From teenagers to the elderly, people who volunteer experience higher levels of life satisfaction and lower levels of depression. Depression is frequently induced and characterized by an intense, deprecating focus on one’s self. This mental state is exhausting and debilitating, because constantly criticizing ourselves requires a tremendous amount of energy. Community service yanks us out of this state of self-focus and compels us to fixate on others, freeing up all that energy that was being wasted on self-scrutiny. Additionally, service grants us a sense of purpose and affords us a perceptible, positive role in society.

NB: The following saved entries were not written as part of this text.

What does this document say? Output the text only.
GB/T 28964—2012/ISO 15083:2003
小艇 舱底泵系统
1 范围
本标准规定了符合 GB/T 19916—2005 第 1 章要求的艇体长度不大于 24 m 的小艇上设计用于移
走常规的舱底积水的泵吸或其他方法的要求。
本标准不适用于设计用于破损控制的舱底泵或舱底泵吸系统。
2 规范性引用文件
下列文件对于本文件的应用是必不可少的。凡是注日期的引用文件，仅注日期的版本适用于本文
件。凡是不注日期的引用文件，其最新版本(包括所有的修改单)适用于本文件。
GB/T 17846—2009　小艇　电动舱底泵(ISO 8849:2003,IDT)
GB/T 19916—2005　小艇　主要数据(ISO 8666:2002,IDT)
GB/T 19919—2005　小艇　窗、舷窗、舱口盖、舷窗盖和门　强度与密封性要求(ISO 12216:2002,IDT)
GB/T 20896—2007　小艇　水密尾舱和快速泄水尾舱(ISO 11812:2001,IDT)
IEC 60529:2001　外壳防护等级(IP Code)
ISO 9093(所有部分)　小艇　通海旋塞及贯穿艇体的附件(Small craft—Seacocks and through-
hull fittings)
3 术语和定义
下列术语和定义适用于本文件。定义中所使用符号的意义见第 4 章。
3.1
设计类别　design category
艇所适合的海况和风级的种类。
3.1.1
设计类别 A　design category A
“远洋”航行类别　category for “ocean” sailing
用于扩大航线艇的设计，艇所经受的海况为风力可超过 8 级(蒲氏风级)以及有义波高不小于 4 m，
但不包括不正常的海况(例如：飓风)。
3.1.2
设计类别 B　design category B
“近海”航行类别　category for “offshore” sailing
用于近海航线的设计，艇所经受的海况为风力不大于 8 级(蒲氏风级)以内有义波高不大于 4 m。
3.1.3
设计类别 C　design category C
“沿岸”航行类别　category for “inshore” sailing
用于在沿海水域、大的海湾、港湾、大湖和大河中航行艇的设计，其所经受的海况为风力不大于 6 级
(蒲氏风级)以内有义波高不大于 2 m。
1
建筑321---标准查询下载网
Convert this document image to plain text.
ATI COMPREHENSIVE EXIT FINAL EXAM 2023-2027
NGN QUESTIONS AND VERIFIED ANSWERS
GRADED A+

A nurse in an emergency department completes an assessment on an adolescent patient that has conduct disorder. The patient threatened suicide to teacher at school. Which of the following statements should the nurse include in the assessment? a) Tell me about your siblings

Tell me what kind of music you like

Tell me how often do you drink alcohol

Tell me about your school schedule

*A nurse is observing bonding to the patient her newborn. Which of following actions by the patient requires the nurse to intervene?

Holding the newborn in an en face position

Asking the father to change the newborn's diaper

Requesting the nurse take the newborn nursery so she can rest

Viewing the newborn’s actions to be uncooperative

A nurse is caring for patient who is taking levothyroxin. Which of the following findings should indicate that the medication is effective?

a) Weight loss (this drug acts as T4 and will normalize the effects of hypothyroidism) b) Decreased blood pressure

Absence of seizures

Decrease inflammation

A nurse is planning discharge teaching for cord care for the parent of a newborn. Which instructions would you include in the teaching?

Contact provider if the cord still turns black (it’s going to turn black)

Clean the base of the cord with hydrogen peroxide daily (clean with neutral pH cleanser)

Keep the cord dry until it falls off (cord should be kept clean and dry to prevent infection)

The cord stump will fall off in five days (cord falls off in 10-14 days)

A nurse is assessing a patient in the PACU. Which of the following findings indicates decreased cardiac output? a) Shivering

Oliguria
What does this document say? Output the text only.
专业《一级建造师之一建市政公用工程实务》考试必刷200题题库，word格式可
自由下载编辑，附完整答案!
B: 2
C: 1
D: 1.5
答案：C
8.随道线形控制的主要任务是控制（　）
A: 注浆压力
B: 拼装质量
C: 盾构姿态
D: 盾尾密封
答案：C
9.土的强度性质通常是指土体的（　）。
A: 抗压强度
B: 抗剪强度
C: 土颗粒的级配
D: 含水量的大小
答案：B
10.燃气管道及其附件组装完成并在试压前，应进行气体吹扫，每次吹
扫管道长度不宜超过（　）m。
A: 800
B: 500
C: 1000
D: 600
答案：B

Role theory asserts that our behavior is predicated upon our social position or role. When we assume the role of a volunteer, we naturally tend to imitate and eventually embody the perceived characteristics of a quintessential “volunteer.” We actually become kinder, more compassionate and more empathetic. As we become more secure in service-oriented roles, we become more confident in ourselves and less bothered by our perceived failures. Our conscious focus shifts from the damage we think we have done in our own lives to the blessings we have cultivated in the lives of others. Healthy doses of service-induced dopamine reinforce altruistic behavioral patterns and rewire our brains to crave that feeling of community involvement and contribution. Thus the act of serving others not only makes us feel good, but it literally makes us better people.

The evolutionary advantages of cultivating compassion are clear. In many ways, it is a prerequisite for society. After all, society is just an extensive network of individuals invested in and connected to one another. Without a built-in reward system for contributing to something, or someone outside of ourselves, we wouldn’t have the same emotional propensity to congregate in communities. In The Descent of Man, Charles Darwin postulated that “communities, which included the greatest number of the most sympathetic members, would flourish best, and rear the greatest number of offspring.” While we tend to attribute human intelligence to the success of our species, perhaps compassion is our greatest evolutionary advantage.

At the end of the day, we don’t really need studies, experiments, research and theories to understand that helping others is one of the best ways that we can help ourselves. The greatest teachers all throughout human history have preached this truth, but I believe Jesus Christ summed it up best when he said, “It is more blessed to give than to receive.” Regardless of your religious, philosophical or scientific beliefs, getting high on helping others will inevitably improve the quality of your life.